面向大规模知识库的大语言模型知识缺陷发现

Discovering Knowledge Deficiencies of Language Models on Massive Knowledge Base

摘要 Abstract

大型语言模型(LLMs)具有令人印象深刻的语言能力,但往往无法忠实地保留事实性知识,导致出现幻觉和不可靠的输出。通过全面评估来理解LLMs的知识缺陷在计算上是难以承受的,特别是对于闭源权重模型而言。我们提出了随机误差上升(SEA),这是一种在严格查询预算下对闭源权重LLMs中的知识缺陷(错误)进行发现的可扩展且高效的框架。SEA不简单地探测所有知识候选者,而是将错误发现形式化为一个随机优化过程:它通过利用先前观察到的失败之间的语义相似性,迭代检索新的高错误候选者。为了进一步提高搜索效率和覆盖范围,SEA在文档和段落级别采用分层检索,并构建关系有向无环图来建模错误传播并识别系统性失败模式。实证结果显示,SEA发现的知识错误比自动化能力发现多40.7倍,比AutoBencher多26.7%,同时将每项错误的成本分别降低了599倍和9倍。人工评估确认了生成问题的高质量,消融和收敛分析验证了SEA中每个组件的贡献。对发现的错误的进一步分析揭示了LLMs家族中相关的失败模式和重复性缺陷,突显了未来LLMs开发中需要更好的数据覆盖率和针对性微调的需求。

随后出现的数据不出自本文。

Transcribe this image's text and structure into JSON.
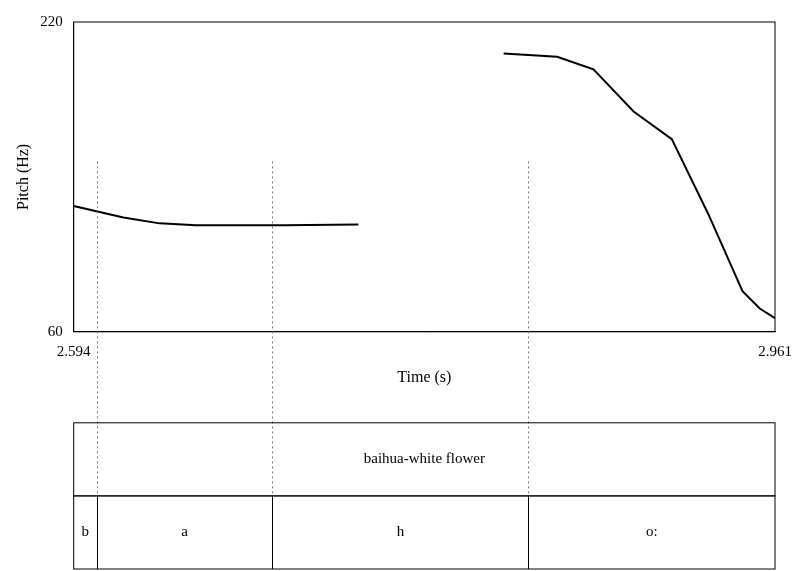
{
  "chart_data": {
    "type": "line",
    "x_label": "Time (s)",
    "y_label": "Pitch (Hz)",
    "x": [
      2.594,
      2.62,
      2.639,
      2.658,
      2.704,
      2.743,
      2.78,
      2.819,
      2.847,
      2.866,
      2.887,
      2.907,
      2.926,
      2.944,
      2.953,
      2.961
    ],
    "values": [
      125,
      119,
      116,
      115,
      115,
      115.4,
      null,
      203.7,
      202,
      195.6,
      173.8,
      159.5,
      121,
      81,
      72,
      67
    ],
    "color": "#000000",
    "xlim": [
      2.594,
      2.961
    ],
    "xticks": [
      2.594,
      2.961
    ],
    "ylim": [
      60,
      220
    ],
    "yticks": [
      60,
      220
    ],
    "grid": false,
    "annotation": {
      "tiers": [
        {
          "intervals": [
            {
              "text": "baihua-white flower",
              "start": 2.594,
              "end": 2.961
            }
          ]
        },
        {
          "intervals": [
            {
              "text": "b",
              "start": 2.594,
              "end": 2.606
            },
            {
              "text": "a",
              "start": 2.606,
              "end": 2.698
            },
            {
              "text": "h",
              "start": 2.698,
              "end": 2.832
            },
            {
              "text": "o:",
              "start": 2.832,
              "end": 2.961
            }
          ]
        }
      ]
    }
  }
}
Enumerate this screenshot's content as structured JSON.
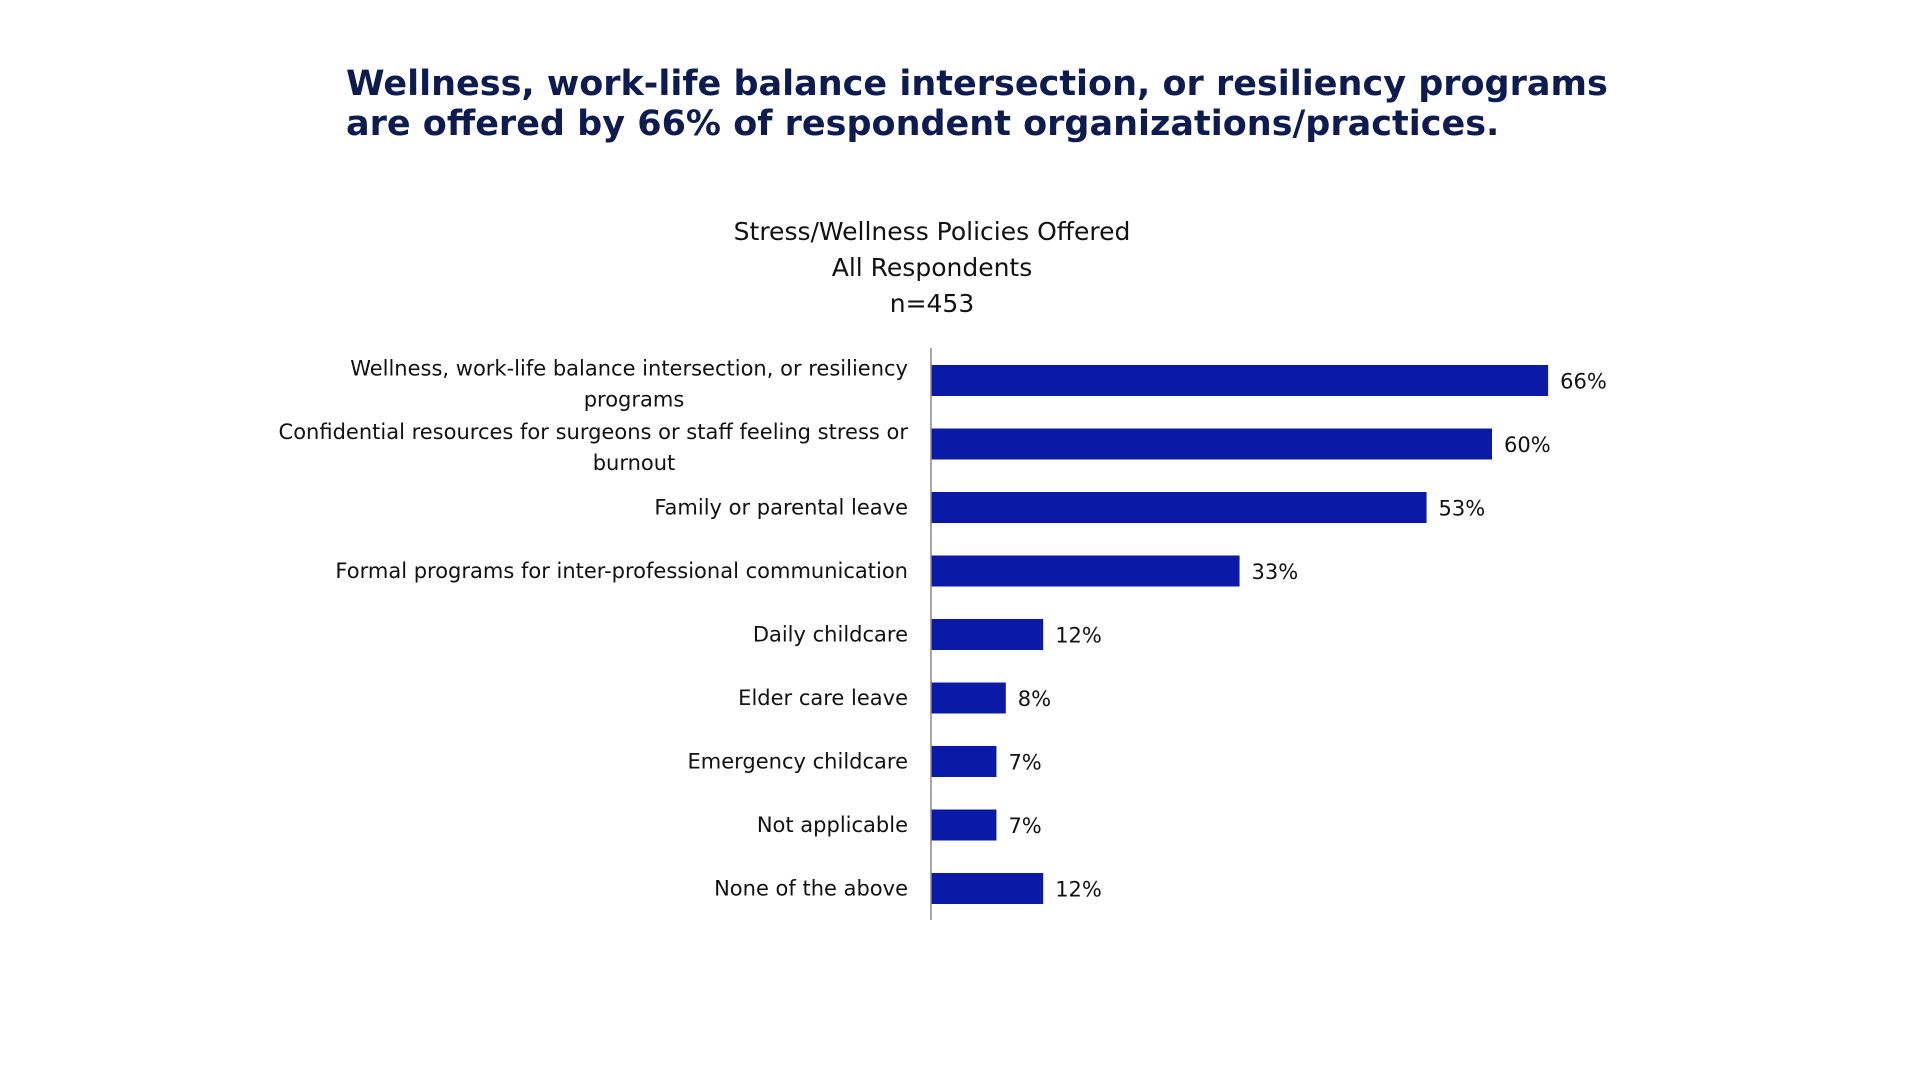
{
  "headline": {
    "line1": "Wellness, work-life balance intersection, or resiliency programs",
    "line2": "are offered by 66% of respondent organizations/practices."
  },
  "chart_data": {
    "type": "bar",
    "orientation": "horizontal",
    "title": "Stress/Wellness Policies Offered",
    "subtitle": "All Respondents",
    "sample": "n=453",
    "categories": [
      [
        "Wellness, work-life balance intersection, or resiliency",
        "programs"
      ],
      [
        "Confidential resources for surgeons or staff feeling stress or",
        "burnout"
      ],
      [
        "Family or parental leave"
      ],
      [
        "Formal programs for inter-professional communication"
      ],
      [
        "Daily childcare"
      ],
      [
        "Elder care leave"
      ],
      [
        "Emergency childcare"
      ],
      [
        "Not applicable"
      ],
      [
        "None of the above"
      ]
    ],
    "values": [
      66,
      60,
      53,
      33,
      12,
      8,
      7,
      7,
      12
    ],
    "value_labels": [
      "66%",
      "60%",
      "53%",
      "33%",
      "12%",
      "8%",
      "7%",
      "7%",
      "12%"
    ],
    "unit": "%",
    "xlim": [
      0,
      100
    ],
    "bar_color": "#0a1aa6",
    "axis_color": "#888888",
    "grid": false,
    "legend": "none"
  }
}
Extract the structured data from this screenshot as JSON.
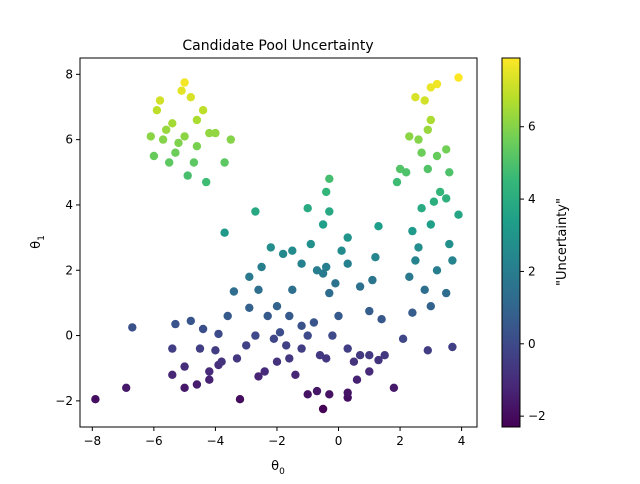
{
  "chart_data": {
    "type": "scatter",
    "title": "Candidate Pool Uncertainty",
    "xlabel_base": "θ",
    "xlabel_sub": "0",
    "ylabel_base": "θ",
    "ylabel_sub": "1",
    "xlim": [
      -8.4,
      4.5
    ],
    "ylim": [
      -2.8,
      8.5
    ],
    "xticks": [
      -8,
      -6,
      -4,
      -2,
      0,
      2,
      4
    ],
    "yticks": [
      -2,
      0,
      2,
      4,
      6,
      8
    ],
    "grid": false,
    "colorbar": {
      "label": "\"Uncertainty\"",
      "colormap": "viridis",
      "range": [
        -2.3,
        7.9
      ],
      "ticks": [
        -2,
        0,
        2,
        4,
        6
      ]
    },
    "colormap_stops": [
      "#440154",
      "#482878",
      "#3e4989",
      "#31688e",
      "#26828e",
      "#1f9e89",
      "#35b779",
      "#6ece58",
      "#b5de2b",
      "#fde725"
    ],
    "points": [
      [
        -7.9,
        -1.95
      ],
      [
        -6.9,
        -1.6
      ],
      [
        -6.7,
        0.25
      ],
      [
        -5.4,
        -1.2
      ],
      [
        -5.0,
        -1.6
      ],
      [
        -5.0,
        -0.95
      ],
      [
        -4.6,
        -1.5
      ],
      [
        -4.2,
        -1.35
      ],
      [
        -4.2,
        -1.1
      ],
      [
        -3.9,
        -0.9
      ],
      [
        -3.2,
        -1.95
      ],
      [
        -3.8,
        -0.8
      ],
      [
        -3.3,
        -0.7
      ],
      [
        -3.0,
        -0.3
      ],
      [
        -2.6,
        -1.25
      ],
      [
        -2.4,
        -1.1
      ],
      [
        -2.0,
        -0.8
      ],
      [
        -1.6,
        -0.7
      ],
      [
        -1.4,
        -1.2
      ],
      [
        -1.0,
        -1.8
      ],
      [
        -0.7,
        -1.7
      ],
      [
        -0.5,
        -2.25
      ],
      [
        -0.3,
        -1.8
      ],
      [
        0.3,
        -1.9
      ],
      [
        0.3,
        -1.75
      ],
      [
        0.6,
        -1.35
      ],
      [
        1.0,
        -1.1
      ],
      [
        1.8,
        -1.6
      ],
      [
        -5.4,
        -0.4
      ],
      [
        -5.3,
        0.35
      ],
      [
        -4.8,
        0.45
      ],
      [
        -4.4,
        0.2
      ],
      [
        -4.5,
        -0.4
      ],
      [
        -4.0,
        -0.45
      ],
      [
        -3.6,
        0.6
      ],
      [
        -3.9,
        0.05
      ],
      [
        -3.4,
        1.35
      ],
      [
        -2.9,
        0.85
      ],
      [
        -2.7,
        0.0
      ],
      [
        -2.1,
        -0.1
      ],
      [
        -1.9,
        0.1
      ],
      [
        -1.7,
        -0.3
      ],
      [
        -1.6,
        0.6
      ],
      [
        -1.2,
        -0.4
      ],
      [
        -1.0,
        0.0
      ],
      [
        -0.6,
        -0.6
      ],
      [
        -0.4,
        -0.7
      ],
      [
        -0.2,
        0.0
      ],
      [
        0.3,
        -0.4
      ],
      [
        0.5,
        -0.8
      ],
      [
        0.7,
        -0.6
      ],
      [
        1.0,
        -0.6
      ],
      [
        1.3,
        -0.75
      ],
      [
        1.5,
        -0.6
      ],
      [
        1.0,
        0.75
      ],
      [
        1.4,
        0.5
      ],
      [
        2.4,
        0.7
      ],
      [
        2.1,
        -0.1
      ],
      [
        3.7,
        -0.35
      ],
      [
        2.9,
        -0.45
      ],
      [
        -2.9,
        1.8
      ],
      [
        -2.6,
        1.4
      ],
      [
        -2.3,
        0.6
      ],
      [
        -2.0,
        0.9
      ],
      [
        -1.5,
        1.4
      ],
      [
        -1.2,
        0.3
      ],
      [
        -0.8,
        0.4
      ],
      [
        -0.5,
        1.9
      ],
      [
        -0.3,
        1.3
      ],
      [
        0.0,
        0.6
      ],
      [
        0.3,
        2.2
      ],
      [
        0.7,
        1.5
      ],
      [
        -2.5,
        2.1
      ],
      [
        -2.2,
        2.7
      ],
      [
        -1.8,
        2.5
      ],
      [
        -1.5,
        2.6
      ],
      [
        -1.2,
        2.2
      ],
      [
        -0.9,
        2.8
      ],
      [
        -0.7,
        2.0
      ],
      [
        -0.4,
        2.1
      ],
      [
        -0.1,
        1.6
      ],
      [
        0.1,
        2.6
      ],
      [
        0.3,
        3.0
      ],
      [
        -0.5,
        3.4
      ],
      [
        -0.3,
        3.8
      ],
      [
        -0.4,
        4.4
      ],
      [
        -0.3,
        4.8
      ],
      [
        -1.0,
        3.9
      ],
      [
        -2.7,
        3.8
      ],
      [
        -3.7,
        3.15
      ],
      [
        1.3,
        3.35
      ],
      [
        1.2,
        2.4
      ],
      [
        1.1,
        1.7
      ],
      [
        2.3,
        1.8
      ],
      [
        2.5,
        2.3
      ],
      [
        2.4,
        3.2
      ],
      [
        2.6,
        2.7
      ],
      [
        2.8,
        1.4
      ],
      [
        3.0,
        0.9
      ],
      [
        3.2,
        2.0
      ],
      [
        3.5,
        1.3
      ],
      [
        3.6,
        2.8
      ],
      [
        3.7,
        2.3
      ],
      [
        3.0,
        3.4
      ],
      [
        2.7,
        3.9
      ],
      [
        3.1,
        4.1
      ],
      [
        3.5,
        4.2
      ],
      [
        3.9,
        3.7
      ],
      [
        3.3,
        4.4
      ],
      [
        2.9,
        5.1
      ],
      [
        3.6,
        5.0
      ],
      [
        3.2,
        5.5
      ],
      [
        3.5,
        5.7
      ],
      [
        2.7,
        5.6
      ],
      [
        2.0,
        5.1
      ],
      [
        1.9,
        4.7
      ],
      [
        2.3,
        6.1
      ],
      [
        2.9,
        6.3
      ],
      [
        3.0,
        6.6
      ],
      [
        2.8,
        7.2
      ],
      [
        2.5,
        7.3
      ],
      [
        3.0,
        7.6
      ],
      [
        3.2,
        7.7
      ],
      [
        3.9,
        7.9
      ],
      [
        2.6,
        6.0
      ],
      [
        2.2,
        5.0
      ],
      [
        -6.1,
        6.1
      ],
      [
        -5.9,
        6.9
      ],
      [
        -5.6,
        6.3
      ],
      [
        -5.4,
        6.5
      ],
      [
        -5.3,
        5.6
      ],
      [
        -5.1,
        7.5
      ],
      [
        -5.0,
        7.75
      ],
      [
        -4.8,
        7.3
      ],
      [
        -4.6,
        6.6
      ],
      [
        -4.4,
        6.9
      ],
      [
        -4.2,
        6.2
      ],
      [
        -3.7,
        5.3
      ],
      [
        -3.5,
        6.0
      ],
      [
        -4.3,
        4.7
      ],
      [
        -4.7,
        5.3
      ],
      [
        -4.9,
        4.9
      ],
      [
        -5.7,
        6.0
      ],
      [
        -5.2,
        5.9
      ],
      [
        -5.5,
        5.3
      ],
      [
        -6.0,
        5.5
      ],
      [
        -5.8,
        7.2
      ],
      [
        -5.0,
        6.1
      ],
      [
        -4.6,
        5.8
      ],
      [
        -4.0,
        6.2
      ]
    ]
  }
}
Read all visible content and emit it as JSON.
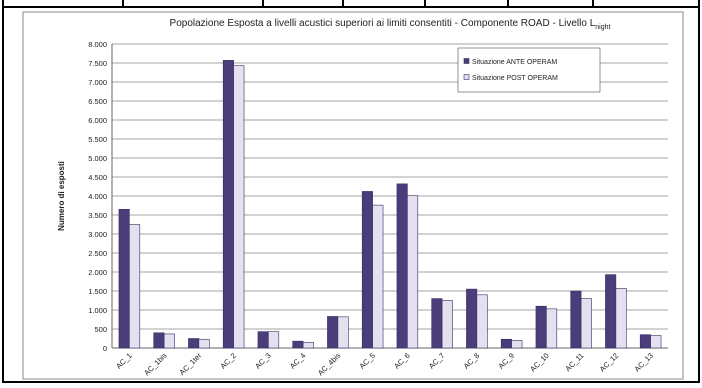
{
  "chart_data": {
    "type": "bar",
    "title": "Popolazione Esposta a livelli acustici superiori ai limiti consentiti - Componente ROAD - Livello L",
    "title_subscript": "night",
    "y_label": "Numero di esposti",
    "categories": [
      "AC_1",
      "AC_1bis",
      "AC_1ter",
      "AC_2",
      "AC_3",
      "AC_4",
      "AC_4bis",
      "AC_5",
      "AC_6",
      "AC_7",
      "AC_8",
      "AC_9",
      "AC_10",
      "AC_11",
      "AC_12",
      "AC_13"
    ],
    "series": [
      {
        "name": "Situazione ANTE OPERAM",
        "color": "#4b3c7a",
        "values": [
          3650,
          400,
          250,
          7570,
          430,
          180,
          830,
          4120,
          4320,
          1300,
          1550,
          230,
          1100,
          1500,
          1930,
          350
        ]
      },
      {
        "name": "Situazione POST OPERAM",
        "color": "#e3e0f0",
        "values": [
          3250,
          370,
          230,
          7430,
          430,
          150,
          820,
          3760,
          4010,
          1250,
          1400,
          200,
          1030,
          1300,
          1570,
          330
        ]
      }
    ],
    "ylim": [
      0,
      8000
    ],
    "yticks": [
      0,
      {
        "value": 500,
        "label": "500"
      },
      {
        "value": 1000,
        "label": "1.000"
      },
      {
        "value": 1500,
        "label": "1.500"
      },
      {
        "value": 2000,
        "label": "2.000"
      },
      {
        "value": 2500,
        "label": "2.500"
      },
      {
        "value": 3000,
        "label": "3.000"
      },
      {
        "value": 3500,
        "label": "3.500"
      },
      {
        "value": 4000,
        "label": "4.000"
      },
      {
        "value": 4500,
        "label": "4.500"
      },
      {
        "value": 5000,
        "label": "5.000"
      },
      {
        "value": 5500,
        "label": "5.500"
      },
      {
        "value": 6000,
        "label": "6.000"
      },
      {
        "value": 6500,
        "label": "6.500"
      },
      {
        "value": 7000,
        "label": "7.000"
      },
      {
        "value": 7500,
        "label": "7.500"
      },
      {
        "value": 8000,
        "label": "8.000"
      }
    ],
    "grid": true,
    "legend": "upper-right"
  }
}
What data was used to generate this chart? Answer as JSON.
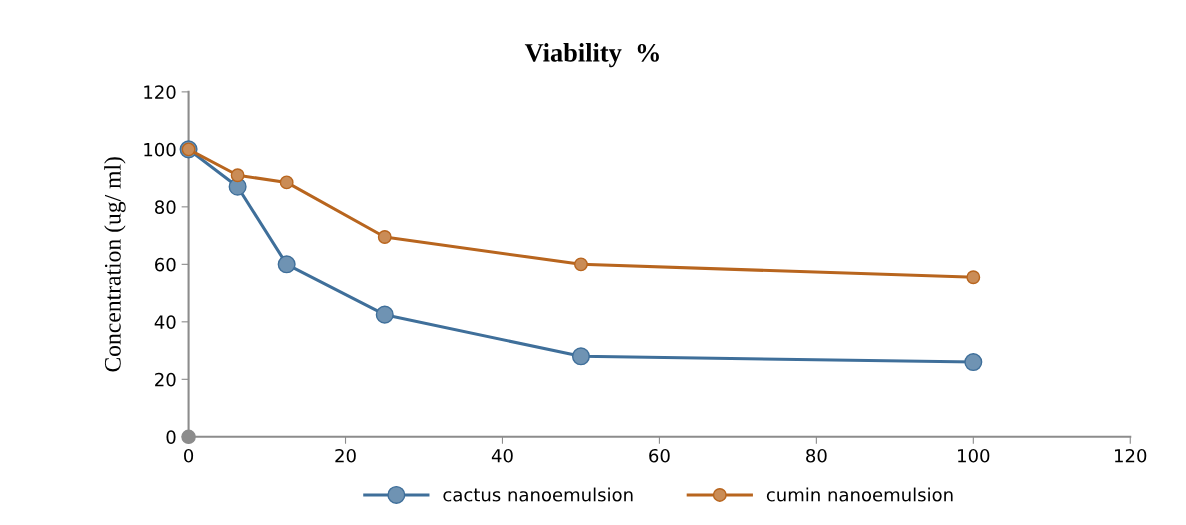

Large language models (LLMs) possess impressive linguistic capabilities but often fail to faithfully retain factual knowledge, leading to hallucinations and unreliable outputs. Understanding LLMs' knowledge deficiencies by exhaustively evaluating against full-scale knowledge bases is computationally prohibitive, especially for closed-weight models. We propose stochastic error ascent (SEA), a scalable and efficient framework for discovering knowledge deficiencies (errors) in closed-weight LLMs under a strict query budget. Rather than naively probing all knowledge candidates, SEA formulates error discovery as a stochastic optimization process: it iteratively retrieves new high-error candidates by leveraging the semantic similarity to previously observed failures. To further enhance search efficiency and coverage, SEA employs hierarchical retrieval across document and paragraph levels, and constructs a relation directed acyclic graph to model error propagation and identify systematic failure modes. Empirically, SEA uncovers 40.7x more knowledge errors than Automated Capability Discovery and 26.7% more than AutoBencher, while reducing the cost-per-error by 599x and 9x, respectively. Human evaluation confirms the high quality of generated questions, while ablation and convergence analyses validate the contribution of each component in SEA. Further analysis on the discovered errors reveals correlated failure patterns across LLM families and recurring deficits, highlighting the need for better data coverage and targeted fine-tuning in future LLM development.